結局食品フロアではめぼしいものは見つからず、今は3階の紳士服売り場をぷらぷらと歩いていた。
めぼしいものはないと言っても購入しなかっただけの話であり、実のところ地下1階の土産やギフトを中心とした食品コーナーでは惹かれる食品が多くて30分近くも歩きまわった。
地下2階ではおやつの為に栄養補給用の軽食を買おうと思っていたが大人数で行動しているのに自分だけおやつを食べるのは気が引けるのでこちらでも何も買わずに上へ向かった。
そして現在に至る。

紳士服売り場に来たは良いが特に買いたいものはなかった。
せっかく服売り場があるのだから見るだけみておこうと思っただけだ。
こういう機会でもなければあまり服を買ったりはしないのだから。

日吉は適当に目についた店に入ってみた。
カジュアルな服を主に販売している店のようだ。

「日吉こういう服が好みなんかな。
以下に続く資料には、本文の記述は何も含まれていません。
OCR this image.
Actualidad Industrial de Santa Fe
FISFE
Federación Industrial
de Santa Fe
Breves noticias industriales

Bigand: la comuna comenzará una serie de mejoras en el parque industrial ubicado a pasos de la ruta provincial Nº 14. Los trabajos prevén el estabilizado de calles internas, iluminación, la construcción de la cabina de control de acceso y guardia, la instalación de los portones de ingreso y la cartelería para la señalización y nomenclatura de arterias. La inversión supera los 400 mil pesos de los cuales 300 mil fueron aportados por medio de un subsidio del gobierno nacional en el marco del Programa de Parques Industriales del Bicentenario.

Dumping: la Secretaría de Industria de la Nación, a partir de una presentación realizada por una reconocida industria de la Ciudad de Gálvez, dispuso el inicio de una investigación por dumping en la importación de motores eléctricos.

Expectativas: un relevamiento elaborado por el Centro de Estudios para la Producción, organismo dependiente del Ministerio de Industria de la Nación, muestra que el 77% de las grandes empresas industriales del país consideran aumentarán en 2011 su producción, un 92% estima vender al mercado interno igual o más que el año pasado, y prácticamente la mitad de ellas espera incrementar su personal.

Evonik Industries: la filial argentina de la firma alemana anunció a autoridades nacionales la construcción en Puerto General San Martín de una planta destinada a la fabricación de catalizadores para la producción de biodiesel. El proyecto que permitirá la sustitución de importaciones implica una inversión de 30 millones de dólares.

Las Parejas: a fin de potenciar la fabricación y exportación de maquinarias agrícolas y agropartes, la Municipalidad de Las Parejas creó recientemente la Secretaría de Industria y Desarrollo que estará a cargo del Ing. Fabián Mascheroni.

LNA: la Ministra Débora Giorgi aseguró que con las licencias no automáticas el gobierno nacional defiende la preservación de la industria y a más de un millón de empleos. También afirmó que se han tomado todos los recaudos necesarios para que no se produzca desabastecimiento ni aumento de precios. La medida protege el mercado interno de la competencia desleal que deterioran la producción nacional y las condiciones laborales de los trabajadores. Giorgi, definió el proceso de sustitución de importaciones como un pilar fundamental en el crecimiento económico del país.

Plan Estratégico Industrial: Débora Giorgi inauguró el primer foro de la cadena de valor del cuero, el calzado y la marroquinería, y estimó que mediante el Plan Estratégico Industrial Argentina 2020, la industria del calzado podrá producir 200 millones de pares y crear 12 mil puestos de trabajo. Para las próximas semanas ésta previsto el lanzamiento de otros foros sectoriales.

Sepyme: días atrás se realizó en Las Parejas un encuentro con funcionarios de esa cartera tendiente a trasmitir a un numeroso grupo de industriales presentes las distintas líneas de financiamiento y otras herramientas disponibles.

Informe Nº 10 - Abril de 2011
」
「どうだろ…。とりあえず入ってみただけなんじゃね?アイツあんましファッションに興味ありそうには見えねーし…。」

日吉をつけていた2人もこっそりと店に近寄る。
店というよりは売り場と言うほうが正しいかもしれない。
壁で区切られたスペースのひとつひとつを店としてあてているだけで入り口に扉はないし店内の様子もよく見えた。

「ジャケットを見てるな。…なんだ買わないのか。」
「こんどはボトムスやな。…って試着くらいせんかい!」
「入って5分も経ってないよな?もう出てきちまったよ。」
「ホンマにさら~っと眺めただけやったな…。おもんないわ。」

日吉はまた別の店に入ったが、やはり最初の店同様5分ほどで出てきた。

「もっとよう商品見んかい。店員泣くで。」
「まあ、店はたくさんあるしな。…って、アレ?」

日吉が急に立ち止まった。このまま歩いては見つかってしまうので慌てて忍足と宍戸も隠れる。
日吉の視線の先には通路ギリギリに置かれた台があり、その台の上には1枚980円のTシャツが数種類平積みされていた。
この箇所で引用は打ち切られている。